Near Eastern cosmology informs the imagery employed here. In various myths from that tradition, we find a primeval struggle between gods of chaos and deities who would establish order. Chief among the former were Yam (the Hebrew word for “sea”) and Nahar (Hebrew for “river”). In the myths, a vibrant young warrior-god conquers the chaotic waters, establishes dominion over the universe, and assigns the celestial bodies their places in the heavens.
The similarities between such a myth and this psalm are obvious. However, in the psalm, the focus is the earth, which the ancients believed floated like a saucer on the cosmic waters. This earth and all those who live on it belong to the LORD.
Such a claim would not be made if there were any doubt about the LORD’s sovereignty. This is the deity who exercises dominion, and this would only be the case if the LORD were the victorious warrior who conquered the chaotic cosmic force.
Who can ascend the mountain of the LORD? Or who may stand in his holy place?
These verses would have come from an entrance rite at the temple, which begins with an exchange of question and answer. As pilgrims approached the walls of the city, they put this question to the Levite priest at the gate.
One whose hands are sinless,
The priest replies by stating the conditions to be met.
According to the strict regulations in Israel’s cultic tradition, only those who conformed to the prescriptions of holiness, or cultic purity, were allowed to enter. These prescriptions generally governed external regulations. Hands that had not touched tainted objects were considered “sinless.”
whose heart is clean, who desires not what is vain.
However, here external conformity is not enough. An appropriate inner disposition is required as well.
Note how the polarities of chaos-order have been transformed into those of unclean-clean and then unworthy-worthy.
He shall receive a blessing from the LORD, a reward from God his savior.
Such is the race that seeks him, that seeks the face of the God of Jacob.

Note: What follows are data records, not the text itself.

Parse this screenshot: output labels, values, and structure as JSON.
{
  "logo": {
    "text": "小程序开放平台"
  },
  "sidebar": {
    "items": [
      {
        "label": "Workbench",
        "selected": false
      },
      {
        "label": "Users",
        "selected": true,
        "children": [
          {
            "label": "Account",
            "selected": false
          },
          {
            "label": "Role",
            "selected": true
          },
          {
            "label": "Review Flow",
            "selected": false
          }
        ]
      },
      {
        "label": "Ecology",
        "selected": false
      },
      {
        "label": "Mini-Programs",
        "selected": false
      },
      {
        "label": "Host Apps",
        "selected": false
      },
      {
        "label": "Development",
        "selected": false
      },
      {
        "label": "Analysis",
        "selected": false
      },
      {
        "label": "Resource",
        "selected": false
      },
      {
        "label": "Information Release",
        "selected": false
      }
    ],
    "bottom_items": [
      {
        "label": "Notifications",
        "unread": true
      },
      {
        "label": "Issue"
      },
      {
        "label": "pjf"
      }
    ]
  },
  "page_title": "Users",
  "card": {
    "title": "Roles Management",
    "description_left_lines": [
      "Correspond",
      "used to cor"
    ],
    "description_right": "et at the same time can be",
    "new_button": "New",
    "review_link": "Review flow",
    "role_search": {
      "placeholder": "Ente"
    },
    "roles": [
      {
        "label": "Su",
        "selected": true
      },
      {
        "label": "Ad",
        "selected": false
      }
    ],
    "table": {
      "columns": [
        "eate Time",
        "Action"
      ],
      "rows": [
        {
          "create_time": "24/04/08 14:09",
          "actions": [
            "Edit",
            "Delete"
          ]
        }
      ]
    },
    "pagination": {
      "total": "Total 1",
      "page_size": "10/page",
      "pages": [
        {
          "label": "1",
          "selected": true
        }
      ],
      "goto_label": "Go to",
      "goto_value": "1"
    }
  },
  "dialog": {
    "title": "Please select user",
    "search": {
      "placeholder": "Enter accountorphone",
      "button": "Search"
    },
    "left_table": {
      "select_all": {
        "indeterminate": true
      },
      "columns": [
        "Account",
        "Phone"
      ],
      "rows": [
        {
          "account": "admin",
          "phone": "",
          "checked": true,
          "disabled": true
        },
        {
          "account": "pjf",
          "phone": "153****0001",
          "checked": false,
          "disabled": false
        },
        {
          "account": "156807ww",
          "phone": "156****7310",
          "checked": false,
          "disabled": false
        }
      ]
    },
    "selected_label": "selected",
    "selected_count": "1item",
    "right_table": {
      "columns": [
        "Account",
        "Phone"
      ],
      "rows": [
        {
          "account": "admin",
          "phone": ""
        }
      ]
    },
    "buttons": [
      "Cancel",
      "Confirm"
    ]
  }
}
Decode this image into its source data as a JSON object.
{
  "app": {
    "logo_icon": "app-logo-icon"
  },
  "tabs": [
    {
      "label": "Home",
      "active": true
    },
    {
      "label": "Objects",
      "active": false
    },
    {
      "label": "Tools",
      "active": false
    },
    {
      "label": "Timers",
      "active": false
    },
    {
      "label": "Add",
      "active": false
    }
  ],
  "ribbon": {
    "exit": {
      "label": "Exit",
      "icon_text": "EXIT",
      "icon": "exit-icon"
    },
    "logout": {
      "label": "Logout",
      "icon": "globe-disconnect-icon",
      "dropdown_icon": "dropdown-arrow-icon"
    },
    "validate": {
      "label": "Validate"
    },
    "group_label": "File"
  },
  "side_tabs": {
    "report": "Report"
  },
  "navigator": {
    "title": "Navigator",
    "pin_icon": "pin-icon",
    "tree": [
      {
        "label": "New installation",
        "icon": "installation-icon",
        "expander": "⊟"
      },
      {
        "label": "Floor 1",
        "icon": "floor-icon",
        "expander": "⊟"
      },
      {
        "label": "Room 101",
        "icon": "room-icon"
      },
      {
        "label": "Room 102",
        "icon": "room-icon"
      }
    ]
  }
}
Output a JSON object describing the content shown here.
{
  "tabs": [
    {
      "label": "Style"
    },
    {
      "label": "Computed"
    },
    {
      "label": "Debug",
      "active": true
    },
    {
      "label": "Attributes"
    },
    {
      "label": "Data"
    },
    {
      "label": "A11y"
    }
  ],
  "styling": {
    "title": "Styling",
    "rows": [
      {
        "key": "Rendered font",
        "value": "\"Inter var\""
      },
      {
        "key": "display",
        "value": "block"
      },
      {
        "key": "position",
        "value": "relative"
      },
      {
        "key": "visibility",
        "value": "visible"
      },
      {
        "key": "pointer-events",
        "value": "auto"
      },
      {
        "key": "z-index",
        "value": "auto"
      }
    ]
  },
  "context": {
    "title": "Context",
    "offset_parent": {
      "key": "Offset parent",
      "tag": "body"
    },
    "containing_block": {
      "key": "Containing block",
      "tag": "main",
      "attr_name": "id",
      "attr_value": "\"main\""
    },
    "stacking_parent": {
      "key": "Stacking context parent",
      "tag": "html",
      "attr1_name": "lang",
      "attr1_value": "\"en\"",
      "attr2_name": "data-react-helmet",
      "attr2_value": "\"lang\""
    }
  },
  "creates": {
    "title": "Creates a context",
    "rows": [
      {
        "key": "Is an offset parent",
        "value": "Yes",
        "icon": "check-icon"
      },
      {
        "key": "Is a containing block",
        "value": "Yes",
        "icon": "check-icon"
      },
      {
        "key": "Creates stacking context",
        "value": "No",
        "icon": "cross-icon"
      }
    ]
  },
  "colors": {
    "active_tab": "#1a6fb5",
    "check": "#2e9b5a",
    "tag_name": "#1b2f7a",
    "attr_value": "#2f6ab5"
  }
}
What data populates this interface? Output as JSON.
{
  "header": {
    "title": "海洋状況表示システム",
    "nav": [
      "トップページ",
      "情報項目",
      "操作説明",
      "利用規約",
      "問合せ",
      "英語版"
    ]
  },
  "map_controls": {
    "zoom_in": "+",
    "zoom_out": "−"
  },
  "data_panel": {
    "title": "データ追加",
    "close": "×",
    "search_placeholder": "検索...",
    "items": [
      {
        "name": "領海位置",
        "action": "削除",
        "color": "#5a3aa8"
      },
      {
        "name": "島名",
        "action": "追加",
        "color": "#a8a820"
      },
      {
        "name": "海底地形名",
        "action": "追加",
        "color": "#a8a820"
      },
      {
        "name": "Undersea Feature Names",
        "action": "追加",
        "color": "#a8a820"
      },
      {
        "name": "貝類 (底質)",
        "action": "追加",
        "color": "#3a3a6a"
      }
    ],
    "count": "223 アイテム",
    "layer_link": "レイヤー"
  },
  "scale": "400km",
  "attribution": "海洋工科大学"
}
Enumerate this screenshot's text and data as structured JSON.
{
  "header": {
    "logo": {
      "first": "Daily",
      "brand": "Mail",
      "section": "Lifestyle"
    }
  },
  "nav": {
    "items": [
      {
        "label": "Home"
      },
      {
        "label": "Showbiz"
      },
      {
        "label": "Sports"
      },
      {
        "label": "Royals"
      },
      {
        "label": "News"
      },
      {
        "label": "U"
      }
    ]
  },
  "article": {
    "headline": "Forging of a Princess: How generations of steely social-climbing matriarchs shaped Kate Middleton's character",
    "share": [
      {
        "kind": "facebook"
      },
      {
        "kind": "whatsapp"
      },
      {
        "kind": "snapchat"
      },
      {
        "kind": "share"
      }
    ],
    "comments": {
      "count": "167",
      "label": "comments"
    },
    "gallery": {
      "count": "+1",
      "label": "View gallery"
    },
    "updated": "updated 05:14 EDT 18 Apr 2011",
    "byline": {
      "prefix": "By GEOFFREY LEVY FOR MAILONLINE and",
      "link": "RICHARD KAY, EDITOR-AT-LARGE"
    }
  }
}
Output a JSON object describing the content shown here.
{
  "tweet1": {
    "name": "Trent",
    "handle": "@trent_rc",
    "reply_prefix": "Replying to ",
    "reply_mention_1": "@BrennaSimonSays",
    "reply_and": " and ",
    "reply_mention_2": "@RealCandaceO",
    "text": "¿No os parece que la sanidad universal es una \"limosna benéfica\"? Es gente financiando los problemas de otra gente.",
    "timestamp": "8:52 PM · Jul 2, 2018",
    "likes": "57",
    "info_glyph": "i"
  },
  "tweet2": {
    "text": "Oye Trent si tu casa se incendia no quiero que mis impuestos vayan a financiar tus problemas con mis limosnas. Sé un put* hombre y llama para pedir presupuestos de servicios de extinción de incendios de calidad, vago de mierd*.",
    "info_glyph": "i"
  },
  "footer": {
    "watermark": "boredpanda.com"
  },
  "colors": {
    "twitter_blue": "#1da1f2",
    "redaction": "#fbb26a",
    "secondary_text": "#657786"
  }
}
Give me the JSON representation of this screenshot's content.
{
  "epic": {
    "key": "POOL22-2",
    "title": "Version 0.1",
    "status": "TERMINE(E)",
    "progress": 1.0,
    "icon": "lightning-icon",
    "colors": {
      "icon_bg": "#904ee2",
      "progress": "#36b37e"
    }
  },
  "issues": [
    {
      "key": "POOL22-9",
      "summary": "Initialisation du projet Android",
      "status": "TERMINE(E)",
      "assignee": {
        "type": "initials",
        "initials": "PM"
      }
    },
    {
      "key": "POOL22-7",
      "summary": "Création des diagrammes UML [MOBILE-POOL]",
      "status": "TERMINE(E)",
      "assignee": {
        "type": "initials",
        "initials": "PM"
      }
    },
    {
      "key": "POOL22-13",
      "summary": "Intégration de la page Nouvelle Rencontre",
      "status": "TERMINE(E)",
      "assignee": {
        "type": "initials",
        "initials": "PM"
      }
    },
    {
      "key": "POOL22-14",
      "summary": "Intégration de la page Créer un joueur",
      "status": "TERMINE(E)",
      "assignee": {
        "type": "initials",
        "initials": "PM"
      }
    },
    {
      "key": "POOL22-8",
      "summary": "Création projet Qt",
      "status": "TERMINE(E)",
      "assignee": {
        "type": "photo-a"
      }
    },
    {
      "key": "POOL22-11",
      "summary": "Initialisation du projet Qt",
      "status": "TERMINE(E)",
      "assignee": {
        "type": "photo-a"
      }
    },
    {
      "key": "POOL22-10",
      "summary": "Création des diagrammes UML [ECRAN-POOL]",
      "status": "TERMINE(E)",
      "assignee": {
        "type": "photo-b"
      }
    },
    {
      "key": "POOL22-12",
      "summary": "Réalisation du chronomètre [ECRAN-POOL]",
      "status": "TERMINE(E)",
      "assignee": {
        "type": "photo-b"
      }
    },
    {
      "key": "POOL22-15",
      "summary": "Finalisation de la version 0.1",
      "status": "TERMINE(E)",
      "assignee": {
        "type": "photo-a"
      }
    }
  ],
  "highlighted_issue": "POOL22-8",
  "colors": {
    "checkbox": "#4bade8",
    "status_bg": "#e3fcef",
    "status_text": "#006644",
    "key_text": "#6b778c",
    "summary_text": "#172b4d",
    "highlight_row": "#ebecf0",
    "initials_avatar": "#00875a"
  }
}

God is identified as the God of Jacob and savior of the chosen people, clear allusions to both the ancestral and exodus traditions of Israel. These epithets are not only divine titles, they are also reminders of God’s special election and care of his people.
Fidelity to the prescriptions of the religious tradition was the primary way of faithfully living out one’s role as a covenant partner of God — the covenant associated either with the ancestors (Genesis 17:2) or with the exodus tradition (Exodus 19:5). The blessing and reward flowed from such fidelity, from the people’s desire to seek the face of God, to be united to God through commitment and devotion.
In today’s liturgy, the Church applies these descriptions of faithfulness to those who have reached the heavenly Jerusalem: all the saints in heaven.